Find model errors (Error Analysis)

Error analysis (AKA Model Error Analysis) is the process you can use to analyze where model predictions disagree with ground truth labels. A disagreement between model predictions and ground truth labels can be due to a model error (poor model prediction) or a labeling mistake (ground truth is wrong). In this section, we detail 3 workflows to surface model errors - edge cases on which the model is struggling - using Labelbox.

Before you start

Before engaging in Error Analysis, you should:

  1. Go the Models tab.

  2. Open the Model you want to perform Error Analysis on.

  3. Select the Model Run you want to perform Error Analysis on.

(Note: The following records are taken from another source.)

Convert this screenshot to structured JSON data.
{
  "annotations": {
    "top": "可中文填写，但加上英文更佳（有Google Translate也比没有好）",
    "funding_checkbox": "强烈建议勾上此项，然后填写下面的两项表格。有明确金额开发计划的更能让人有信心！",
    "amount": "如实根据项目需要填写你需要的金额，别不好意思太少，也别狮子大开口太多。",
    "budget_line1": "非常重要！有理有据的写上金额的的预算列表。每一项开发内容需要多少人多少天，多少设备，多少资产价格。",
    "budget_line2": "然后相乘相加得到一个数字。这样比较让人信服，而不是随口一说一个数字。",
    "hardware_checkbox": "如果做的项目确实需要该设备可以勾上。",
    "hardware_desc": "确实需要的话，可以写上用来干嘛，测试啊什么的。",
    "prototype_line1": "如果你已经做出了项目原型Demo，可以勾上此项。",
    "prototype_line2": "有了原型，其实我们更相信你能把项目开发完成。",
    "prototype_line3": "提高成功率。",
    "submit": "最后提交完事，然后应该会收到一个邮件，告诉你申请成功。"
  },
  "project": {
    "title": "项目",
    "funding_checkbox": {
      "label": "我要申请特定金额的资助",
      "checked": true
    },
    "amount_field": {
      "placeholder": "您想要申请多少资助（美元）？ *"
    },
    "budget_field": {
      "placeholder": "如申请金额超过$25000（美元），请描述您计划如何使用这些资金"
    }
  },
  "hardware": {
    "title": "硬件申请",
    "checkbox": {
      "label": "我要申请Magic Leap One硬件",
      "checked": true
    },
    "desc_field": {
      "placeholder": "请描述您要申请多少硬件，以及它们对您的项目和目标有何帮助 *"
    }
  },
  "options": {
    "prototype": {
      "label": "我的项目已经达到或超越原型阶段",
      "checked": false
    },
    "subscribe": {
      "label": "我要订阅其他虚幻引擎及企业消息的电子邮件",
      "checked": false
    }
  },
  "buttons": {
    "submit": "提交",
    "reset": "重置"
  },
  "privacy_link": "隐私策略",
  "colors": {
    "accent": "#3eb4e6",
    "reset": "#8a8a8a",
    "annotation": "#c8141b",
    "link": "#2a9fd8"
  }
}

Workflow 1: Using filters in the Gallery view

Follow these steps to learn how to use filters and metrics, in the Gallery view, to surface model errors. You can adjust this workflow to your specific use case.

  1. Inside the Model Run, go to the Gallery view by clicking the Gallery icon on the right.

  2. Optionally, select the validation or test split. Some machine learning teams prefer doing Error Analysis on the validation or test splits only, rather than on all the Model Run data.

  3. Filter Data Rows to keep only disagreements between model predictions and ground truth labels. To do so, you can add a filter on metrics to keep only Data Rows with low metrics (Metrics:IOU between 0 and 0.5 in our example). In the screenshot below, you can see that 307 Data Rows matching these filters are surfaced.

  4. [ Option 1 ] Surface Data Rows where the disagreement is the highest. To do so, you can sort Data Rows by increasing metrics (IOU in our example). Predictions that have the lowest metrics (IOU in our example) are likely to be model errors.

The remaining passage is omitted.